Subsidies needed to sweeten infrastructure projects
Government incentives are needed to attract private capital into state-owned infrastructure projects due to lower returns, say analysts
Beijing's move to allow private investment in 80 projects marks a significant step towards breaking monopolies but high costs and unattractive returns will dampen private firms' interest, say analysts.
Returns from investment in infrastructure projects are low and the gestation period too high, which might deter private companies from joining, said Xu Hongcai, director of the information department at the China Centre for International Economic Exchanges, a government think tank.
The opening up of more projects to private capital is a big step towards reform, but it would need more government incentives and subsidies to make the policy work, he said.

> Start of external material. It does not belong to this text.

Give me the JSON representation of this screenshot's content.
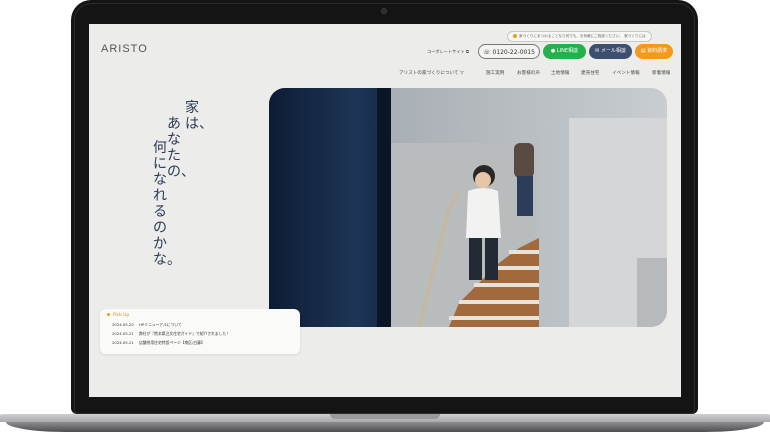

Eighty new public infrastructure projects, currently monopolised by state-owned companies, will be opened to private investment, it was decided at a State Council executive meeting chaired by Premier Li Keqiang on Wednesday.
The projects range from railways, port construction, IT infrastructure, clean energy and oil and gas pipelines, Li told the meeting. The move is in line with the country's reform plan to allow more market forces in the economy.
Utilities, airports and oil and gas exploration sectors would be opened to private capital in the future, said Li at the meeting.
Despite the government's moves to allow more private investment, it would take time to see the effect as it is not easy to break the vested interest of state-owned companies, said Raymond Yeung Yue-ting, a senior economist at ANZ Banking.
Some sectors or projects already opened up have turned out to be unattractive, Xu said, adding that more government support is necessary.
Entrepreneur Yuan Yafei of Sanpower Group, who bought a 30 per cent stake in brokerage Jintai Futures controlled by state-owned Guoxin Asset Management in 2011, last month said he had not received a dividend from Jintai.
Meanwhile, oil giant China Petroleum & Chemical Corp has capped shareholding for private firms at 30 per cent when it decided to allow private investment in its fuel marketing division in February.
For the new projects thrown open to private capital, the government could provide some subsidies to private players, Xu said. For example, the government should consider granting private companies in railways concession rights that would allow them to generate long-term cash flow by not limiting their investment in building infrastructure, he added.
Yeung said huge investment costs and the advanced technology needed would also create hurdles for private companies. "Domestic private firms could be allowed to work with foreign companies in joint ventures in some monopolistic projects."